The process of stacking the jury in Chauvin’s favour has already started. For those new to the art of jury selection, it is a deeply flawed process where most citizens are summoned to the courthouse, via mail, and unless they can come up with a good excuse for why they can’t show up, they have to appear, usually for a couple of days. If a trial starts during that period, some of them may be randomly selected to fill out a questionnaire. The answers to that questionnaire are given under penalty of perjury, but people rarely check. Then, these prospective jurors are questioned, one by one, by the attorneys in the case (and the judge if they choose to do so).
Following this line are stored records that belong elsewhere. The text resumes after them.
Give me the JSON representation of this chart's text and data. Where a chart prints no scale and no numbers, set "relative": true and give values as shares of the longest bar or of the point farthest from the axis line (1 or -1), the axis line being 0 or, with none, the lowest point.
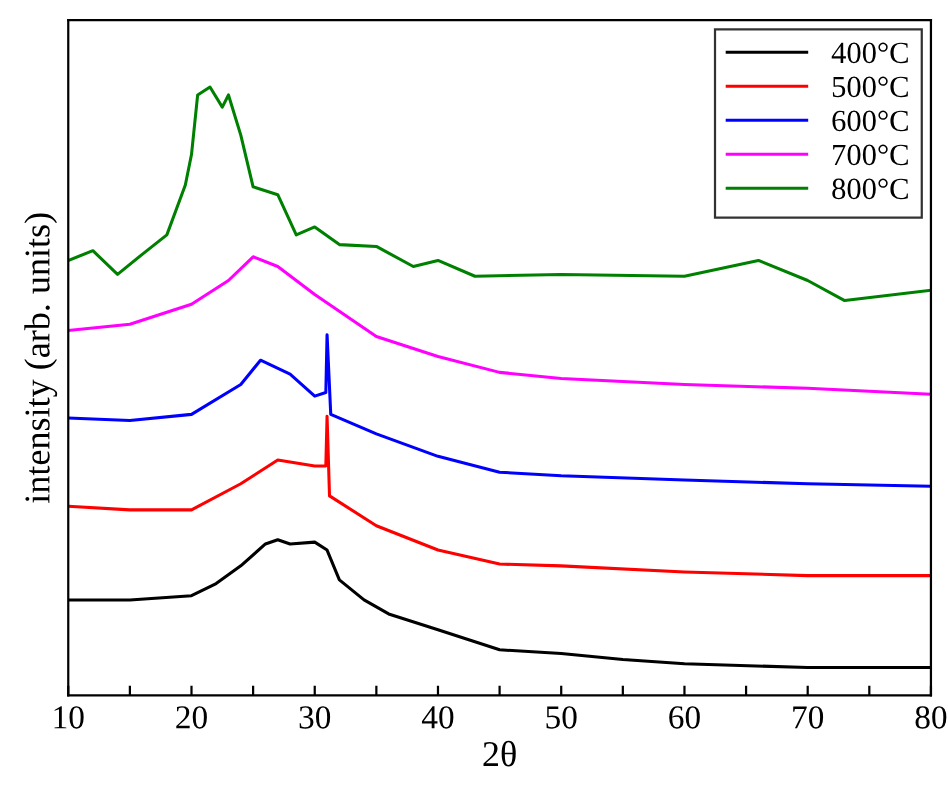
{
  "chart_data": {
    "type": "line",
    "relative": true,
    "xlabel": "2θ",
    "ylabel": "intensity (arb. units)",
    "xlim": [
      10,
      80
    ],
    "xticks": [
      10,
      {
        "value": 15,
        "label": null
      },
      20,
      {
        "value": 25,
        "label": null
      },
      30,
      {
        "value": 35,
        "label": null
      },
      40,
      {
        "value": 45,
        "label": null
      },
      50,
      {
        "value": 55,
        "label": null
      },
      60,
      {
        "value": 65,
        "label": null
      },
      70,
      {
        "value": 75,
        "label": null
      },
      80
    ],
    "tick_labels": "x",
    "grid": false,
    "legend": "top right",
    "marker": "none",
    "line_style": "solid",
    "series": [
      {
        "name": "400°C",
        "color": "#000000",
        "x": [
          10,
          15,
          20,
          22,
          24,
          26,
          27,
          28,
          30,
          31,
          32,
          34,
          36,
          40,
          45,
          50,
          55,
          60,
          70,
          80
        ],
        "values": [
          0.157,
          0.157,
          0.164,
          0.184,
          0.213,
          0.249,
          0.256,
          0.249,
          0.252,
          0.239,
          0.19,
          0.157,
          0.134,
          0.108,
          0.075,
          0.069,
          0.059,
          0.052,
          0.046,
          0.046
        ]
      },
      {
        "name": "500°C",
        "color": "#ff0000",
        "x": [
          10,
          15,
          20,
          24,
          27,
          30,
          30.9,
          31,
          31.2,
          35,
          40,
          45,
          50,
          60,
          70,
          80
        ],
        "values": [
          0.311,
          0.305,
          0.305,
          0.348,
          0.387,
          0.377,
          0.377,
          0.459,
          0.328,
          0.279,
          0.239,
          0.216,
          0.213,
          0.203,
          0.197,
          0.197
        ]
      },
      {
        "name": "600°C",
        "color": "#0000ff",
        "x": [
          10,
          15,
          20,
          24,
          25.6,
          28,
          30,
          30.9,
          31,
          31.3,
          35,
          40,
          45,
          50,
          60,
          70,
          80
        ],
        "values": [
          0.456,
          0.452,
          0.462,
          0.511,
          0.551,
          0.528,
          0.492,
          0.498,
          0.593,
          0.462,
          0.43,
          0.393,
          0.367,
          0.361,
          0.354,
          0.348,
          0.344
        ]
      },
      {
        "name": "700°C",
        "color": "#ff00ff",
        "x": [
          10,
          15,
          20,
          23,
          25,
          27,
          30,
          35,
          40,
          45,
          50,
          60,
          70,
          80
        ],
        "values": [
          0.6,
          0.61,
          0.643,
          0.682,
          0.721,
          0.705,
          0.659,
          0.59,
          0.557,
          0.531,
          0.521,
          0.511,
          0.505,
          0.495
        ]
      },
      {
        "name": "800°C",
        "color": "#008000",
        "x": [
          10,
          12,
          14,
          16,
          18,
          19.5,
          20,
          20.5,
          21.5,
          22.5,
          23,
          24,
          25,
          27,
          28.5,
          30,
          32,
          35,
          38,
          40,
          43,
          50,
          60,
          66,
          70,
          73,
          80
        ],
        "values": [
          0.715,
          0.731,
          0.692,
          0.725,
          0.757,
          0.839,
          0.889,
          0.987,
          1.0,
          0.967,
          0.987,
          0.921,
          0.836,
          0.823,
          0.757,
          0.77,
          0.741,
          0.738,
          0.705,
          0.715,
          0.689,
          0.692,
          0.689,
          0.715,
          0.682,
          0.649,
          0.666
        ]
      }
    ]
  }
}
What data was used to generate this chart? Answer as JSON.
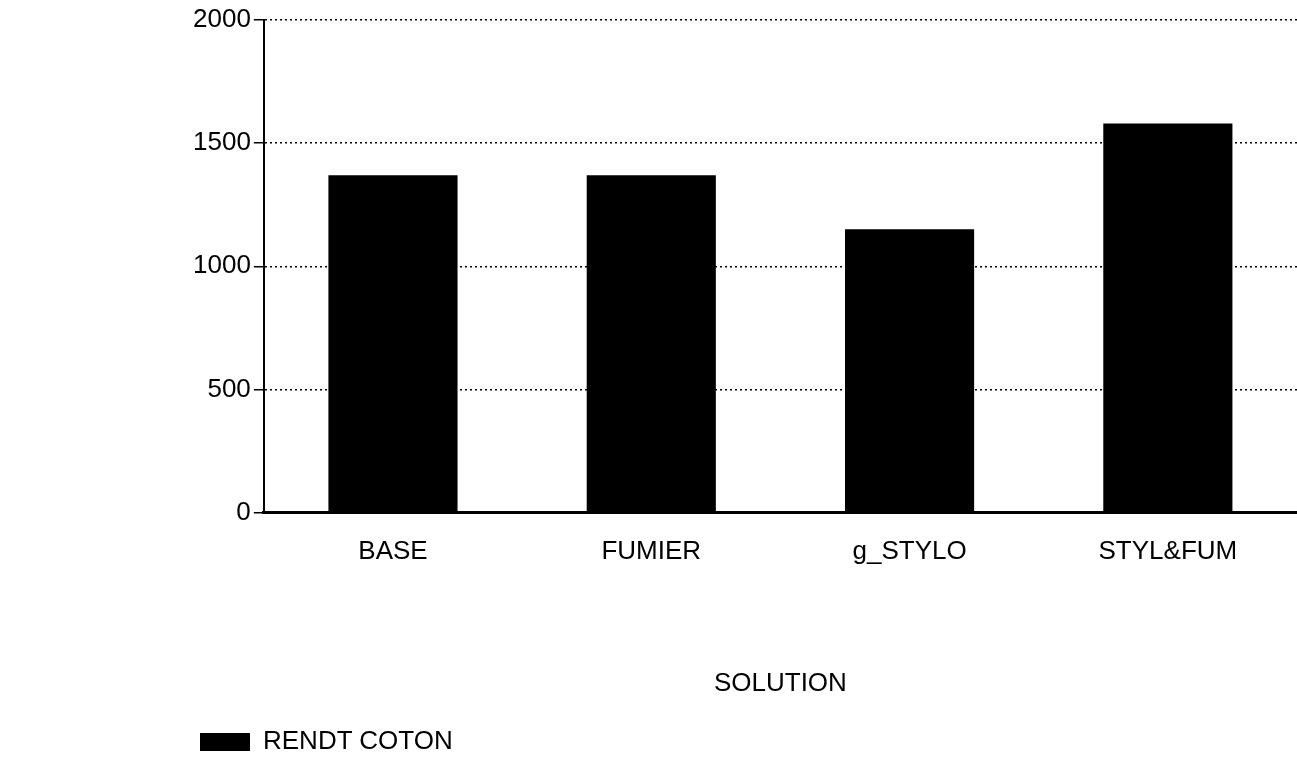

After the questioning, called the ‘voir dire’, lawyers are given the option to exercise what’s called a ‘peremptory challenge’. These challenges allow lawyers to strike potential jurors on the suspicion of bias, except that lawyers don’t have to explain or prove why they think a particular juror is unfit to serve. Lawyers can strike jurors for any reason, or no reason at all. Peremptory challenges give lawyers wide discretion in shaping the jury and can be abused. Technically, for instance, you’re not allowed to strike a juror just because of their race. But as long as the striking lawyer can give a facially race-neutral reason, the exclusion of that juror will stand. So, you couldn’t strike a juror for being ‘Black’ but you absolutely could strike a juror for listening to rap music.
There is a huge necessity for Derek Chauvin to be tried and prosecuted in the right way and manner if America truly wants to uphold its already tarnished justice system. A failure to do this would ruin a lot of American lives and further sink America’s justice system and the problem of racial prejudice that has been beguiling the United States of America.